NO WRITER ATTRIBUTED

With the loss of the Straus Common Room to a University office, the promising freshman social program has suffered an unfortunate defeat. Cramped for usable space even before the Administration swooped into Straus, proctors and Union social planners are now searching desperately for another site. They had been hoping to use Straus for freshman dances, and, as last year, a series of entry parties with Wellesley. Now, however, the only other possible spots are the over-large and gloomy Union Common Rooms. Union rooms upstairs are shackled by fire regulations requiring specified battery-lights before they could be used for social affairs.

The new Straus inhabitant is the Office of the Special advisor to the President, a fund-raising outfit whose importance obviously gives it a strong claim on whatever facilities it needs. Originally settled in Massachusetts Hall, the Office has grown by leaps--and bounded into Straus early this fall.

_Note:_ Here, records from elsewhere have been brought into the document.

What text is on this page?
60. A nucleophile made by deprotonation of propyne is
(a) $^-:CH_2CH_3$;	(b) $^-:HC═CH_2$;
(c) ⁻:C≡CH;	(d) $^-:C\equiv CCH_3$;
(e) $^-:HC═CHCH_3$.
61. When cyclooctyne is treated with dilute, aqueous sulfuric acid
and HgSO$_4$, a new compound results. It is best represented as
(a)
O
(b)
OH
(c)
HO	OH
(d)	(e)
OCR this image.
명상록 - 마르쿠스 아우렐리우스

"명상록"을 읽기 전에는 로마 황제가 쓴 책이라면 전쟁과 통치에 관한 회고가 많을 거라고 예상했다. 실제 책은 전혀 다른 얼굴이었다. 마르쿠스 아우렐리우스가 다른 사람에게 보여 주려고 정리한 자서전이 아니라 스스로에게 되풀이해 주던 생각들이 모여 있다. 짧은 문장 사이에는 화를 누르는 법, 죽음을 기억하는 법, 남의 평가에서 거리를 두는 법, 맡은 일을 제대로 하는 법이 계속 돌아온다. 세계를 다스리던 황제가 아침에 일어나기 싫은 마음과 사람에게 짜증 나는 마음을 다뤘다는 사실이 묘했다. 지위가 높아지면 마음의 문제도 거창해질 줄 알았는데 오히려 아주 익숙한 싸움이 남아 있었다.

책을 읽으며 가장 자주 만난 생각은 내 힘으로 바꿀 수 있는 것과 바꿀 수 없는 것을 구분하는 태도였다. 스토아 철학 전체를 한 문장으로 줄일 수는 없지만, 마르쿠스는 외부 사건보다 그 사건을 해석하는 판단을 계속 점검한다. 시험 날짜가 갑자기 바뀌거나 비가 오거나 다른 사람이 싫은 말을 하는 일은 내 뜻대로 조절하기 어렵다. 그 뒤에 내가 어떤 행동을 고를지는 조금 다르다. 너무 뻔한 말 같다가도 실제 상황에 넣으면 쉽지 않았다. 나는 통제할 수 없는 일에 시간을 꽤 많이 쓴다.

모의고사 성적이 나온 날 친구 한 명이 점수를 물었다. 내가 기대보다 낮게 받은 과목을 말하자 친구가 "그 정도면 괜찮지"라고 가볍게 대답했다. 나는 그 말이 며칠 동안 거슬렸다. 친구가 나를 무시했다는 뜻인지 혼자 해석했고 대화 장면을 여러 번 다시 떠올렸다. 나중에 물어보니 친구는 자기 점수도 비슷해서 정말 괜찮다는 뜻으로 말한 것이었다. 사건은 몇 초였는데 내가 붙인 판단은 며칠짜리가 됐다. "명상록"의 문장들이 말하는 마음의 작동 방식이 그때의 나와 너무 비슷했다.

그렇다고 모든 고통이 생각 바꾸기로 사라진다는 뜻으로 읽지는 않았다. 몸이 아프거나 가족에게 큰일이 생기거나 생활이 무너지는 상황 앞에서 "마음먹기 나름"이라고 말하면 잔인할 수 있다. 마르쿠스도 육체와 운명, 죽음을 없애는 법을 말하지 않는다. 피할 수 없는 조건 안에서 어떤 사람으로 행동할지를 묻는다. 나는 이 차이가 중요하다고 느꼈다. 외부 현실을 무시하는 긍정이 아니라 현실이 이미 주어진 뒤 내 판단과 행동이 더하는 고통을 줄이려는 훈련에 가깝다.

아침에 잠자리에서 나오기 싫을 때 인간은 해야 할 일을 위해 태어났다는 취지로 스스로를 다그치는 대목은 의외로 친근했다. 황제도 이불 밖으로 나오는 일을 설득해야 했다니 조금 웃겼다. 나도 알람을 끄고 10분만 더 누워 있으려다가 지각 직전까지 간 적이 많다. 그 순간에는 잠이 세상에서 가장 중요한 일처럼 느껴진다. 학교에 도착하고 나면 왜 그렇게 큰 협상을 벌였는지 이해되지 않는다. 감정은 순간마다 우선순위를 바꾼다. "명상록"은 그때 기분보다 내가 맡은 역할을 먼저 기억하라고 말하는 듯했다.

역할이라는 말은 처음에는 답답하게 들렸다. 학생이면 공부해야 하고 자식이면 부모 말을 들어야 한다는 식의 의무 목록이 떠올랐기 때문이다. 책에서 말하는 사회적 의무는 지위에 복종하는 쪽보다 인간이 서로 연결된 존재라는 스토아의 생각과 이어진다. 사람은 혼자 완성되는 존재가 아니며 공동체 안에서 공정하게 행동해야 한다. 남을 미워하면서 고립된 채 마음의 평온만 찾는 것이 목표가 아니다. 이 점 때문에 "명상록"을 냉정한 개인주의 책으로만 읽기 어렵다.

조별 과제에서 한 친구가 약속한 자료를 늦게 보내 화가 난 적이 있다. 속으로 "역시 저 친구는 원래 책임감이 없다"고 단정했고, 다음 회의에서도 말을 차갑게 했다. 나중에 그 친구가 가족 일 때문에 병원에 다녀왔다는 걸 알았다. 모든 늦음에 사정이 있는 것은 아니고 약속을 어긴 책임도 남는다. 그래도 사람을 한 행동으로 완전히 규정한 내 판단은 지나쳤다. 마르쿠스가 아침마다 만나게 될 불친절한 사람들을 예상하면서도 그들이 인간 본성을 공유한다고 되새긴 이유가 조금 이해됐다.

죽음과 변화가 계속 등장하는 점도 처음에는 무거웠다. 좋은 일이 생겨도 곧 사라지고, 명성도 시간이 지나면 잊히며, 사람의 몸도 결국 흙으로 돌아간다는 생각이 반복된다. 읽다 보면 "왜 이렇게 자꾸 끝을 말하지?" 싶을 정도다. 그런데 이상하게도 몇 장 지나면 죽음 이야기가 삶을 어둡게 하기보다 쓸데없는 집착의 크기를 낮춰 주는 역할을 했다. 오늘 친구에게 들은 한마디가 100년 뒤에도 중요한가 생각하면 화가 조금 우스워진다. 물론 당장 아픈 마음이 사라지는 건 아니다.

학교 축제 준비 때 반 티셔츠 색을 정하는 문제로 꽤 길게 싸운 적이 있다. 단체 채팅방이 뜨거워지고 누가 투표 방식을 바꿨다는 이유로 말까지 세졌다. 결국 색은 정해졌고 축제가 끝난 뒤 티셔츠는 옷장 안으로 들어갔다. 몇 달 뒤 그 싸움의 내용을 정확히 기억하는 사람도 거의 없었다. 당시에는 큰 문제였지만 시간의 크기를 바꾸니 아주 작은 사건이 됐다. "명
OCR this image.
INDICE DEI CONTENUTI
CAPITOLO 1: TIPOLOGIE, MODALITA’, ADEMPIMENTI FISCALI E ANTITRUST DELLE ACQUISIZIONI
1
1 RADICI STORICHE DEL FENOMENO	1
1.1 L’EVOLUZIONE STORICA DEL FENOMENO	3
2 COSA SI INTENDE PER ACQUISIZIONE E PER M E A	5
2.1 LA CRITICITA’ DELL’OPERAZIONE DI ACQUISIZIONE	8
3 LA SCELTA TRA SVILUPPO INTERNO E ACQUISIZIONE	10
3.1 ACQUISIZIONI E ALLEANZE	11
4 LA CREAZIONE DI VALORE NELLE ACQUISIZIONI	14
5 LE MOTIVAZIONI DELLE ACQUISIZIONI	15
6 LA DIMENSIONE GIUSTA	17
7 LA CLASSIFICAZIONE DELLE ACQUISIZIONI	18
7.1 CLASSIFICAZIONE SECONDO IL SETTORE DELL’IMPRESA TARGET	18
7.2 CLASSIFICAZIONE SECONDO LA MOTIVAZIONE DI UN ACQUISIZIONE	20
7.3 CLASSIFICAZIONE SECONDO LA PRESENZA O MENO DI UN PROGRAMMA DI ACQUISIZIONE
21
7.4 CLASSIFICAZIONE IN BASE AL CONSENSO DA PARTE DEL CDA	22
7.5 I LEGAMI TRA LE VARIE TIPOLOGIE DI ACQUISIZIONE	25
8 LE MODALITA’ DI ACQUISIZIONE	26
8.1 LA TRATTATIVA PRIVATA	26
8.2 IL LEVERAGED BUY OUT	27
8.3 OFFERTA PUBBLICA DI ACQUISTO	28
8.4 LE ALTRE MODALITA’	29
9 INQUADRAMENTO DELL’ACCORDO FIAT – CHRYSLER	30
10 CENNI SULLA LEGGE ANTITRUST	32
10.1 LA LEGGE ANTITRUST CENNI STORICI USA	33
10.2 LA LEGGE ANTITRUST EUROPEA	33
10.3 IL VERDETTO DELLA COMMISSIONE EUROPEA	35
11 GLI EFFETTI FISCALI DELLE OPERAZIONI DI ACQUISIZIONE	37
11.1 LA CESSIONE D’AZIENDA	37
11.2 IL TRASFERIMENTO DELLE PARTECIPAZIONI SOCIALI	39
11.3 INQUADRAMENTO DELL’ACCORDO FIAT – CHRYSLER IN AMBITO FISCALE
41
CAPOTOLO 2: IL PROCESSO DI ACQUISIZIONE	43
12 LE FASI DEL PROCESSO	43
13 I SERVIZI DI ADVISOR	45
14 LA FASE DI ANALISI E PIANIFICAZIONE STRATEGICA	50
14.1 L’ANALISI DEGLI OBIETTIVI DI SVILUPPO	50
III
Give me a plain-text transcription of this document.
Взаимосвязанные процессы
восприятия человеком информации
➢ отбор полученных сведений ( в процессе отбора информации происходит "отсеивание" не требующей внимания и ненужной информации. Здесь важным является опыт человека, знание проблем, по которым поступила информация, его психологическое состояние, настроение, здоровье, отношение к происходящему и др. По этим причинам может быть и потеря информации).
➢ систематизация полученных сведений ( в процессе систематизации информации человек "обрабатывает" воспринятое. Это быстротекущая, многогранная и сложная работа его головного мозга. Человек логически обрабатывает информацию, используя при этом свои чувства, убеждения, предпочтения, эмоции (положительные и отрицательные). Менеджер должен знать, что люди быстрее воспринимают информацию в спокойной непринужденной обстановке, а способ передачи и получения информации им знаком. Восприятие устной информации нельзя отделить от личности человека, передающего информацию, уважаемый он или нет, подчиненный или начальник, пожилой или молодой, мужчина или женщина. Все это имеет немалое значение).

From a University point of view, the priority of this Office over freshman activities is unquestioned. But Freshmen have a point of view too,--and it's pretty blunt. Straus was intended for Yard social activities, and not University business enterprises. And this year, when plans for freshman affairs are buzzing as never before, such a bureaucratic squeeze-play is having a damaging effect. The University should reconsider Operation Straus, fit the Advisor's Office in somewhere else--if possible--and give freshman society back its much-needed common room.